Estradiol to Reduce COVID-19 Related Mortality in Women

Women seem to have a survival advantage over men when it comes to the recent coronavirus pandemic. A recent retrospective study showed that the risk of infection is high for premenopausal women but the risk of death is much higher for men in the same age group. This throws some light on the protective nature of estradiol therapy in women. The infection occurs across all ages.

However, the rate is higher among men, at about 60%, vs. 40% in women. Men are more likely to be critically ill with COVID-19, and two-thirds of all COVID-19-related deaths are in men. In the study, the effects of estradiol and infection rates were studied in two groups of women, one aged over 50 years and once aged 15-49 years. SARS-CoV-2 uses the ACE2 enzyme to enter the host cell which is present in many tissues. It is involved in the renin-angiotensin system that regulates vascular and organ-protective functions and is encoded on the X chromosome, which also houses the AT2 gene.

Due to this location, it has a different expression in the two sexes. Estradiol counter-regulates angiotensin-converting 12 enzymes (ACE)/ angiotensin II (AngII)/ angiotensin II receptor type 1 (AT1R) signalling pathway. Estradiol could also activate the Mas receptor or AT2R, which in turn could inhibit fibrosis, have a vasodilatory and anti-oxidant effect. Androgens up-regulate IL-6 while estrogen downregulates it. IL-6 is believed to play a central role in cytokine storm seen in COVID-19 infection.
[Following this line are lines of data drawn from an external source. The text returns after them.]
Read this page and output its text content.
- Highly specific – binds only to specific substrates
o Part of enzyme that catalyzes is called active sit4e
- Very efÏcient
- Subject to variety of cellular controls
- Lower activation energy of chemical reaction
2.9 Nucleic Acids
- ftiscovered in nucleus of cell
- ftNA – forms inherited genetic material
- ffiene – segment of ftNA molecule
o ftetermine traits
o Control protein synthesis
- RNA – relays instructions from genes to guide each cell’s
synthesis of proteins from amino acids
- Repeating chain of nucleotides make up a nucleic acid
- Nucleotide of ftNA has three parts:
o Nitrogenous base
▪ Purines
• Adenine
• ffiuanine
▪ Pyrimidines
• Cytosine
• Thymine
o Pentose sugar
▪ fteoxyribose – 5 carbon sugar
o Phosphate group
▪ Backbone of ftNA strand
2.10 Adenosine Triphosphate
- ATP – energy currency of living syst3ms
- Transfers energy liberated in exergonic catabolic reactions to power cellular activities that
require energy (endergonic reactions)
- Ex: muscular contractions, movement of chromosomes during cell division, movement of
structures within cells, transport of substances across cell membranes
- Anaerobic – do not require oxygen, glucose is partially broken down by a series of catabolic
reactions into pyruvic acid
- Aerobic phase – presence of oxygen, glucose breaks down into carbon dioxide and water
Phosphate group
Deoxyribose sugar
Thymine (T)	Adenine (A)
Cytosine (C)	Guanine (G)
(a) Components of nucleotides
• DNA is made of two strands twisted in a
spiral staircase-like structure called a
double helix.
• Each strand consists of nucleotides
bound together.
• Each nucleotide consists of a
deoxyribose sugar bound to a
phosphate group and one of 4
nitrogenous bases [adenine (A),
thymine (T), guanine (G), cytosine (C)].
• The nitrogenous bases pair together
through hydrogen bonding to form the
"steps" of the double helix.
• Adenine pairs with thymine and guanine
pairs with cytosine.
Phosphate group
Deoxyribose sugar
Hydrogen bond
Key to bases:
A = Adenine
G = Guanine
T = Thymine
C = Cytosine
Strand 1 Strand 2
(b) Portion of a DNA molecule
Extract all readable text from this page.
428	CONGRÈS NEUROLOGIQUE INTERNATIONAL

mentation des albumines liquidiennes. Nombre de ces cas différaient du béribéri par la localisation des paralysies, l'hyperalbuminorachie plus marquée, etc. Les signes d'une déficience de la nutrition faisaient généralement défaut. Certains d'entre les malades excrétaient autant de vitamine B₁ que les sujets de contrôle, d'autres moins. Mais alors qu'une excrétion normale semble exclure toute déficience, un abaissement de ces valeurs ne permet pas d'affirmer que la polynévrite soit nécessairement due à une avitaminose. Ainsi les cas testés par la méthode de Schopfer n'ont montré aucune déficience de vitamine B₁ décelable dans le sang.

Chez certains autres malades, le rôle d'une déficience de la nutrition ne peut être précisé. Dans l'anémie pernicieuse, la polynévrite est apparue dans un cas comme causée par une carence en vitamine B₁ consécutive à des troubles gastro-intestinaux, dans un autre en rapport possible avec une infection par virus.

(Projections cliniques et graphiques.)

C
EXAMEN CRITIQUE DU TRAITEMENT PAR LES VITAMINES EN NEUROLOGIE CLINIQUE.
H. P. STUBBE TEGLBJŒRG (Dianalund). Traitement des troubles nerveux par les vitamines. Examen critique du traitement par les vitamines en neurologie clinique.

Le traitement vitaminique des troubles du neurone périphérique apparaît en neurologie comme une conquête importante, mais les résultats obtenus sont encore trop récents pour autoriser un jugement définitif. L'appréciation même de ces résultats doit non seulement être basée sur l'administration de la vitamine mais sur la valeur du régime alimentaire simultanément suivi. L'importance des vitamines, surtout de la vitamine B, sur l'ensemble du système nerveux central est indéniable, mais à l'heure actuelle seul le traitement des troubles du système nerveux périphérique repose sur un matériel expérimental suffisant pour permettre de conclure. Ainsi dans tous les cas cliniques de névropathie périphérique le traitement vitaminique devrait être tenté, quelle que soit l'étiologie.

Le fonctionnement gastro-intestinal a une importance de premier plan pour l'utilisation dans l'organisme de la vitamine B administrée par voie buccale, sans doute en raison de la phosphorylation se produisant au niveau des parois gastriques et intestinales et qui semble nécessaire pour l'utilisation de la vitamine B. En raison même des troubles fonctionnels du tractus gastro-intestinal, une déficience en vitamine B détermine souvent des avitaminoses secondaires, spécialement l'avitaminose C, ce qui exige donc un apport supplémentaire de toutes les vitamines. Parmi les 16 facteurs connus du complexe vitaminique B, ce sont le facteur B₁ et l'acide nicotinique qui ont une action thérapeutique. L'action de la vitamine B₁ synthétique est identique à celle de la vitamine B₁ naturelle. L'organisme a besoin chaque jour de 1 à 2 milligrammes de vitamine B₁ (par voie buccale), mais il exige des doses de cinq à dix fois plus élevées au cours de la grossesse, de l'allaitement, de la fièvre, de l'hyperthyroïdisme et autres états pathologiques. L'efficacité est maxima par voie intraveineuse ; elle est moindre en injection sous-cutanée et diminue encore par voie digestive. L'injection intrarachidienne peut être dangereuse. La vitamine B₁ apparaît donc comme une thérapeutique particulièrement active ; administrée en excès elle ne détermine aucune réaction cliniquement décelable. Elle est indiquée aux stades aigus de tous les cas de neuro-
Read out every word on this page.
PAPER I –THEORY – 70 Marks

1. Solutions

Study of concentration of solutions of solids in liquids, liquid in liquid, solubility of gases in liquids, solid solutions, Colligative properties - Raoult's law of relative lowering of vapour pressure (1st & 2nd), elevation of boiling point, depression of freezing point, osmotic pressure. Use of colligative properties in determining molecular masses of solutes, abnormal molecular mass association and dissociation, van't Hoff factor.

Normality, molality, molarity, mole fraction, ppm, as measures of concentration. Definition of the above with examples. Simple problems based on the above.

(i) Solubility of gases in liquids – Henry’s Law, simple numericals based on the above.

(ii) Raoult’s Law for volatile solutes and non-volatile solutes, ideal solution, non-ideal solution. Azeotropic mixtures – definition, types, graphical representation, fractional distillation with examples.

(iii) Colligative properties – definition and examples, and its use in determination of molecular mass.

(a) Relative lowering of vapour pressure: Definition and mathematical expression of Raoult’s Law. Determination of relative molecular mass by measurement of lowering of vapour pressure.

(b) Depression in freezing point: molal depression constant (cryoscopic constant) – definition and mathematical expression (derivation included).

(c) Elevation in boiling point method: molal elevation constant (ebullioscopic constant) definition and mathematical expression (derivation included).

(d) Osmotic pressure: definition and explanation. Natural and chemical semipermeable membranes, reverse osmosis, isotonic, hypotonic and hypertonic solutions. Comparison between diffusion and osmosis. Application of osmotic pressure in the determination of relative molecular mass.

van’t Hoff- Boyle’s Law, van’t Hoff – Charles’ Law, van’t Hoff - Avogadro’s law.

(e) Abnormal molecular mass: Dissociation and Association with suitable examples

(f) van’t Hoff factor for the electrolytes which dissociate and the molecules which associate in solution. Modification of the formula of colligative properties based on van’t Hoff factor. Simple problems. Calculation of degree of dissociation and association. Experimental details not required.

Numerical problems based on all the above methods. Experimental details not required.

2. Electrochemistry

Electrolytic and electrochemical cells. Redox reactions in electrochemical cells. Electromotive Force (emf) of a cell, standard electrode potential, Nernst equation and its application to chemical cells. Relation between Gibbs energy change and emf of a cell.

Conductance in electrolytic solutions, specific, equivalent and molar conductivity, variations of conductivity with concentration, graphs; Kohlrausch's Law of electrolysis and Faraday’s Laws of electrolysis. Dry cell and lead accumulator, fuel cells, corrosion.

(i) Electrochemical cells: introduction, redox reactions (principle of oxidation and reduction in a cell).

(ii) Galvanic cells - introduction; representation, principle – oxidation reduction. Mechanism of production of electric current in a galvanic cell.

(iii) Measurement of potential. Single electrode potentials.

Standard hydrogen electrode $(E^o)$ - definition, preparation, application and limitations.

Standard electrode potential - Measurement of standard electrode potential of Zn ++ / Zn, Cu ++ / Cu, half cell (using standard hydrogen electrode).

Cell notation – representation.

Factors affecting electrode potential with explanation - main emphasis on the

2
The study concluded that the fatality risk for women >50 years receiving estradiol therapy reduced by more than 50%. Highest infection was found in women aged 15-49 years, but men have about 50% higher mortality rates. This can be explained by higher basal levels of ACE2 in premenopausal women. Advancing age can lead to a loss of active ACE2 receptors. Peri- and postmenopausal women aged over 50 years who were receiving estradiol regularly had a survival rate of almost 97% and non-estradiol users had a survival rate of 85%.